[Met Performance] CID:13790



Otello
Metropolitan Opera House, Wed, January 2, 1895









Review 1:

Review of W. J. Henderson in The New York Times

VERDI'S "OTELLO" AT THE OPERA

A Small Audience Hears Tamagno and Maurel in Their Original Parts

Verdi's "Otello" did not attract a large audience at the Metropolitan Opera House last night. There were altogether too many empty seats, considering the fact that the opera was one of the most important works of the last ten years and that Tamagno and Maurel appeared in the parts which Verdi chose them to interpret. Yet it is not especially difficult to account for the apathy of this public. With all its pretensions, this is not really a profoundly musical city and a very few performances of opera would suffice to exhaust the resources of the small body of serious music-lovers. "Otello" is not a work for the fashionable masses; it is too sombre, too tragic, too utterly in earnest in the fidelity of its music to its text. Nor is it a work to please that large body of operagoers who regard operas themselves simply as fields for the display of accomplished singing. There is very little flowing melody in the familiar song-forms of "Otello." According to Schumann, "melody is the amateur's war cry," and there is less of melody, as the amateur perceives it, in this work than there is in any one of the music-dramas of "Der Ring des Nibelungen." It is composed mostly of declamation, splendid, indeed, in its eloquence; but not designed for the tickling of the popular ear.
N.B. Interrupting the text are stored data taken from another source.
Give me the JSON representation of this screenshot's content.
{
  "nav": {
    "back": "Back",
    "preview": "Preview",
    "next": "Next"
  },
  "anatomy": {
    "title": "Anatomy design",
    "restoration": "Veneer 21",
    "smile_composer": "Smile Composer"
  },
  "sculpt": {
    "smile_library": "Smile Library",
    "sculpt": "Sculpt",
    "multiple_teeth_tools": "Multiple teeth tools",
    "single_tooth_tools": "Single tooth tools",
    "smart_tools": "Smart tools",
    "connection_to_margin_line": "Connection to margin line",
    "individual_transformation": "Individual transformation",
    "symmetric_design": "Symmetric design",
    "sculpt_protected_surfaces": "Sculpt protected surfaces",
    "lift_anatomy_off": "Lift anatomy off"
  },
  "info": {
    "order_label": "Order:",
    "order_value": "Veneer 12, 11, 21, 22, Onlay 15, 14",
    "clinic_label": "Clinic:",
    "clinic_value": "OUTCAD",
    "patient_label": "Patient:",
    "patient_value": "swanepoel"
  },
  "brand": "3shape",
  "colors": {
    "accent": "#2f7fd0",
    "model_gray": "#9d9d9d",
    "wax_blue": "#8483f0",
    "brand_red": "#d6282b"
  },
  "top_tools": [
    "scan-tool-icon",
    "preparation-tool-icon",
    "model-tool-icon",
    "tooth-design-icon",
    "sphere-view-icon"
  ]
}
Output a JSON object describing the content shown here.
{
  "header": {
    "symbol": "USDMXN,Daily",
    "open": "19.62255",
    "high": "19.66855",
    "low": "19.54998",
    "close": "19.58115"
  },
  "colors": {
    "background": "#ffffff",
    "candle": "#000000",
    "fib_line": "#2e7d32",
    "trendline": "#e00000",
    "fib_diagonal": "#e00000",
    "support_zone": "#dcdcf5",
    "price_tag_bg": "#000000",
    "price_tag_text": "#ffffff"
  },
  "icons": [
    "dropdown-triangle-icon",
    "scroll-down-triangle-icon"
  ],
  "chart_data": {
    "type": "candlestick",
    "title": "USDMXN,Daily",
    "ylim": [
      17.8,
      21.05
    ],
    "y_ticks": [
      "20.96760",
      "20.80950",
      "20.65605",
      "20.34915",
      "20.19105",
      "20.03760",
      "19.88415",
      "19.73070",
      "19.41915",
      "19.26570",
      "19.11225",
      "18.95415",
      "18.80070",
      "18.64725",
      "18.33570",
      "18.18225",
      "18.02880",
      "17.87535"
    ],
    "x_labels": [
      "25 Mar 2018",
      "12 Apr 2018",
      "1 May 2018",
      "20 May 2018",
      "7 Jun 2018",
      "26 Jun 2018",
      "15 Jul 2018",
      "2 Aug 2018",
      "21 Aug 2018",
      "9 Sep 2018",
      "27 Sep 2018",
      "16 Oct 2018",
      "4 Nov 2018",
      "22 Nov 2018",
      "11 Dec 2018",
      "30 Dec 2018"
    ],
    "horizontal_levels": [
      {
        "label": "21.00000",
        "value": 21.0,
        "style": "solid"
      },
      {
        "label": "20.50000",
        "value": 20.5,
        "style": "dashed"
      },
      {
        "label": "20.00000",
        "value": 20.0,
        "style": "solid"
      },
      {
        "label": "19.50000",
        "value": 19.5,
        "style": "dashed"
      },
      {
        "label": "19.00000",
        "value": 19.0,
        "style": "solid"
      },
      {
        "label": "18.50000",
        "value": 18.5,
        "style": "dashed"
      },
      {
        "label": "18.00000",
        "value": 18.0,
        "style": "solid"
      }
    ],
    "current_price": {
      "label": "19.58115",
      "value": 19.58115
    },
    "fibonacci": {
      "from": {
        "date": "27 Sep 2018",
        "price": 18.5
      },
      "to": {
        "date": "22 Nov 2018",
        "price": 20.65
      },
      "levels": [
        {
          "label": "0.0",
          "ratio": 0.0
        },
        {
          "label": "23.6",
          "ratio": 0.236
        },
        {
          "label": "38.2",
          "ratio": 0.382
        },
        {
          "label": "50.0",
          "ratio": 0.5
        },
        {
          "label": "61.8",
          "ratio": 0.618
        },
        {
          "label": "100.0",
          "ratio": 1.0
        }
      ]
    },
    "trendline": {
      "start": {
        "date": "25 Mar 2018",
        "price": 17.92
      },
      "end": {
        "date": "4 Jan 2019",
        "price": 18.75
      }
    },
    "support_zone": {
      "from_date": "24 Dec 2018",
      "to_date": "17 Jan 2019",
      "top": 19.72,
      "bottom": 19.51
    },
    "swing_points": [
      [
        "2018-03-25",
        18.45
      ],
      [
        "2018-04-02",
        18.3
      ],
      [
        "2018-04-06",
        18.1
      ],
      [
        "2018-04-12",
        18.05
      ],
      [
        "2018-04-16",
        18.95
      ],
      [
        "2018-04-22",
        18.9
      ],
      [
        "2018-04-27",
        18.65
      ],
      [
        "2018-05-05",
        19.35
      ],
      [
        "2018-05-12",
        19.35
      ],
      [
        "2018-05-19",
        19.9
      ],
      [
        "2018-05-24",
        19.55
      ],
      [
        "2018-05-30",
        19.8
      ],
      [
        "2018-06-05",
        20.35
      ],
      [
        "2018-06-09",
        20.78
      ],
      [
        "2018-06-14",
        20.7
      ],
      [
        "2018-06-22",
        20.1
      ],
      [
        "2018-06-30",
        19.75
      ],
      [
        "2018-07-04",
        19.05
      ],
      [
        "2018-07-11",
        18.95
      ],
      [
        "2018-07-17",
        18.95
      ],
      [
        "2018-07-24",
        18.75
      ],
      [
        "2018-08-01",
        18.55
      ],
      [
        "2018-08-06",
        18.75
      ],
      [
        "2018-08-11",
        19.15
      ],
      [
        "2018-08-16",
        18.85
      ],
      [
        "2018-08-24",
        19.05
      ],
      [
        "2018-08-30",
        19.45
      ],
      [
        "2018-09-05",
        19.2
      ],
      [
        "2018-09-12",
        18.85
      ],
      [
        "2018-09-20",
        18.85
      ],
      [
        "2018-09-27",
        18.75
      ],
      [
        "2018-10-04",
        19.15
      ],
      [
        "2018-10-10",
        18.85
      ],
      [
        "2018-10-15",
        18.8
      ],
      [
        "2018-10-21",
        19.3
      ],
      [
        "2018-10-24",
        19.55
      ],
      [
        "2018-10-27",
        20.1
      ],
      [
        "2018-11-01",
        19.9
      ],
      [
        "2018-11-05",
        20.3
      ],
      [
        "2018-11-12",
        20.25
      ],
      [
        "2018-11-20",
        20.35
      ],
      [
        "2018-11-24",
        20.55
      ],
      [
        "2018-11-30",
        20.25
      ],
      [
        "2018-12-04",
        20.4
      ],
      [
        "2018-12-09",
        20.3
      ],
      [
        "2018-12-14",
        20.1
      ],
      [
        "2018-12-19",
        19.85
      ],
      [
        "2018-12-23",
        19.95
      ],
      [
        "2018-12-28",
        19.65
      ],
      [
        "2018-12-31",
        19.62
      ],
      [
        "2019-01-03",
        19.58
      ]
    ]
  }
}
The performance last night was generally good and, in some respects, excellent. Signor Tamagno repeated his powerful impersonation of Otello, which has certain vocal faults, but is good to witness in spite of them. M. Maurel was again the Iago, and it is difficult to speak of the excellence of his performance without appearing to overpraise it. One must be intimately acquainted with the libretto to appreciate the many shades of meaning which Maurel puts into his singing despite the worn state of his voice. His narration of Cassio's dream, for instance, remains what it has been since the production of "Otello " in 1887, one of the most remarkable achievements in expression and in skillful management of the mezza voce known to the contemporaneous stage. The whole of the second act, serious as it is, was intensely interesting as performed by the two men last night. But it gave very small opportunity for the gentlemen who burst into enthusiastic cries of "Bravo!" over vocal tours de force.

Mme. Emma Eames is a gentle, refined Desdemona, but her ability to express the grief of a wounded heart remains limited. Her best vocal work was the delivery of the grateful "Ave Maria" in the last act. Mme. Mantelli was a competent Emilia and M. Maugui?re was at least tolerable as Cassio. The chorus, as usual, discharged its duties in a manner not calculated to inspire enthusiasm. The orchestra played with an abundance of vigor, but not always with smoothness. Signor Mancinelli conducted. Though the audience was not large, there was plenty of enthusiasm, and all the leading artists were called out three times after the third act. Tonight "Les Huguenots" will be repeated, with the remarkable cast of the former performance.